String compare performance
bearophile
bearophileHUGS at lycos.com
Sat Nov 27 19:08:29 PST 2010
I have done another test:
Timings, dmd compiler, best of 4, seconds:
D #1: 5.72
D #4: 1.84
D #5: 1.73
Psy: 1.59
D #2: 0.55
D #6: 0.47
D #3: 0.34
import std.file: read;
import std.c.stdio: printf;
int test(char[] data) {
int count;
foreach (i; 0 .. data.length - 3) {
char[] codon = data[i .. i + 3];
if ((codon.length == 3 && codon[0] == 'T' && codon[1] == 'A' && codon[2] == 'G') ||
(codon.length == 3 && codon[0] == 'T' && codon[1] == 'G' && codon[2] == 'A') ||
(codon.length == 3 && codon[0] == 'T' && codon[1] == 'A' && codon[2] == 'A'))
count++;
}
return count;
}
void main() {
char[] data0 = cast(char[])read("data.txt");
int n = 300;
char[] data = new char[data0.length * n];
for (size_t pos; pos < data.length; pos += data0.length)
data[pos .. pos+data0.length] = data0;
printf("%d\n", test(data));
}
So when there is to compare among strings known at compile-time to be small (like < 6 char), the comparison shall be replaced with inlined single char comparisons.
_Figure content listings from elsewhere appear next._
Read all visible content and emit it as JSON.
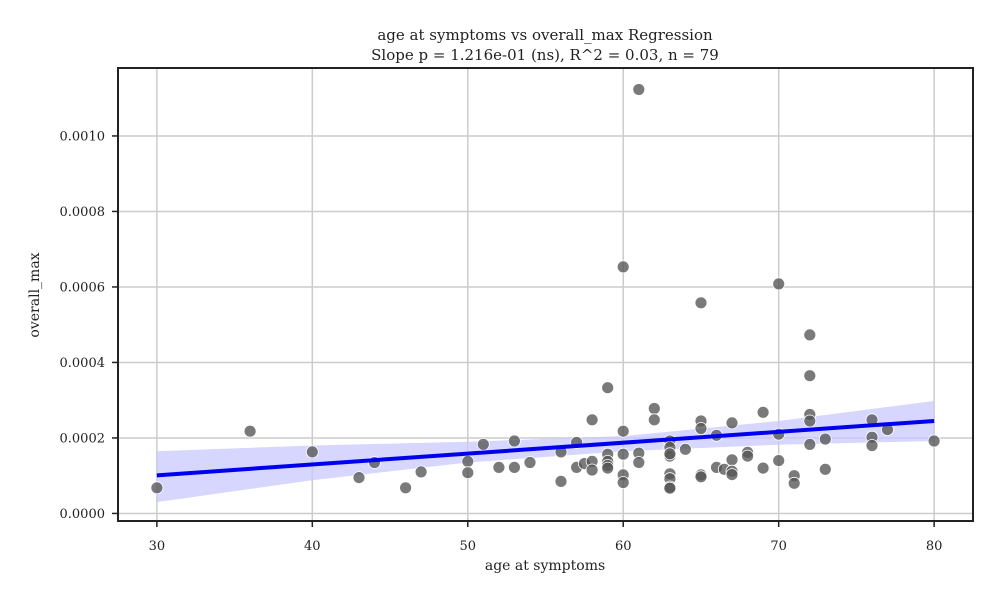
{
  "chart_data": {
    "type": "scatter",
    "title": "age at symptoms vs overall_max Regression",
    "subtitle": "Slope p = 1.216e-01 (ns), R^2 = 0.03, n = 79",
    "xlabel": "age at symptoms",
    "ylabel": "overall_max",
    "xlim": [
      27.5,
      82.5
    ],
    "ylim": [
      -2e-05,
      0.00118
    ],
    "xticks": [
      30,
      40,
      50,
      60,
      70,
      80
    ],
    "xtick_labels": [
      "30",
      "40",
      "50",
      "60",
      "70",
      "80"
    ],
    "yticks": [
      0,
      0.0002,
      0.0004,
      0.0006,
      0.0008,
      0.001
    ],
    "ytick_labels": [
      "0.0000",
      "0.0002",
      "0.0004",
      "0.0006",
      "0.0008",
      "0.0010"
    ],
    "grid": true,
    "point_color": "#555555",
    "line_color": "#0000ee",
    "band_color": "#c8c8ff",
    "points": [
      [
        30,
        6.8e-05
      ],
      [
        36,
        0.000218
      ],
      [
        40,
        0.000163
      ],
      [
        43,
        9.5e-05
      ],
      [
        44,
        0.000135
      ],
      [
        46,
        6.8e-05
      ],
      [
        47,
        0.00011
      ],
      [
        50,
        0.000138
      ],
      [
        50,
        0.000108
      ],
      [
        51,
        0.000183
      ],
      [
        52,
        0.000122
      ],
      [
        53,
        0.000192
      ],
      [
        53,
        0.000122
      ],
      [
        54,
        0.000135
      ],
      [
        56,
        0.000163
      ],
      [
        56,
        8.5e-05
      ],
      [
        57,
        0.000188
      ],
      [
        57,
        0.000122
      ],
      [
        57.5,
        0.000132
      ],
      [
        58,
        0.000138
      ],
      [
        58,
        0.000115
      ],
      [
        58,
        0.000248
      ],
      [
        59,
        0.000333
      ],
      [
        59,
        0.000157
      ],
      [
        59,
        0.000138
      ],
      [
        59,
        0.000127
      ],
      [
        59,
        0.00012
      ],
      [
        60,
        0.000653
      ],
      [
        60,
        0.000218
      ],
      [
        60,
        0.000157
      ],
      [
        60,
        0.000102
      ],
      [
        60,
        8.2e-05
      ],
      [
        61,
        0.001123
      ],
      [
        61,
        0.00016
      ],
      [
        61,
        0.000135
      ],
      [
        62,
        0.000278
      ],
      [
        62,
        0.000248
      ],
      [
        63,
        0.000192
      ],
      [
        63,
        0.000175
      ],
      [
        63,
        0.000152
      ],
      [
        63,
        0.000105
      ],
      [
        63,
        9.2e-05
      ],
      [
        63,
        7e-05
      ],
      [
        63,
        6.7e-05
      ],
      [
        64,
        0.00017
      ],
      [
        65,
        0.000558
      ],
      [
        65,
        0.000245
      ],
      [
        65,
        0.000225
      ],
      [
        65,
        0.000102
      ],
      [
        65,
        9.7e-05
      ],
      [
        66,
        0.000207
      ],
      [
        66,
        0.000122
      ],
      [
        66.5,
        0.000117
      ],
      [
        67,
        0.00024
      ],
      [
        67,
        0.000142
      ],
      [
        67,
        0.000112
      ],
      [
        67,
        0.000103
      ],
      [
        68,
        0.000162
      ],
      [
        68,
        0.000152
      ],
      [
        69,
        0.000268
      ],
      [
        69,
        0.00012
      ],
      [
        70,
        0.000608
      ],
      [
        70,
        0.00021
      ],
      [
        70,
        0.00014
      ],
      [
        71,
        0.0001
      ],
      [
        71,
        8e-05
      ],
      [
        72,
        0.000473
      ],
      [
        72,
        0.000365
      ],
      [
        72,
        0.000262
      ],
      [
        72,
        0.000245
      ],
      [
        72,
        0.000183
      ],
      [
        73,
        0.000197
      ],
      [
        73,
        0.000117
      ],
      [
        76,
        0.000248
      ],
      [
        76,
        0.000202
      ],
      [
        76,
        0.00018
      ],
      [
        77,
        0.000222
      ],
      [
        80,
        0.000192
      ],
      [
        63,
        0.000158
      ]
    ],
    "regression": {
      "x": [
        30,
        80
      ],
      "y": [
        0.000101,
        0.000245
      ]
    },
    "confidence_band": {
      "x": [
        30,
        40,
        50,
        60,
        70,
        80
      ],
      "lower": [
        3e-05,
        8.8e-05,
        0.000135,
        0.000165,
        0.000182,
        0.000192
      ],
      "upper": [
        0.000165,
        0.00018,
        0.00019,
        0.000205,
        0.000245,
        0.000298
      ]
    }
  }
}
This makes the code longer so it increases code cache pressure, but seeing how much slow the alternative is, I think it's an improvement.
(A smart compiler is even able to remove the codon.length==3 test because the slice data[i..i+3] is always of length 3 (here mysteriously if you remove those three length tests the program compiled with dmd gets slower)).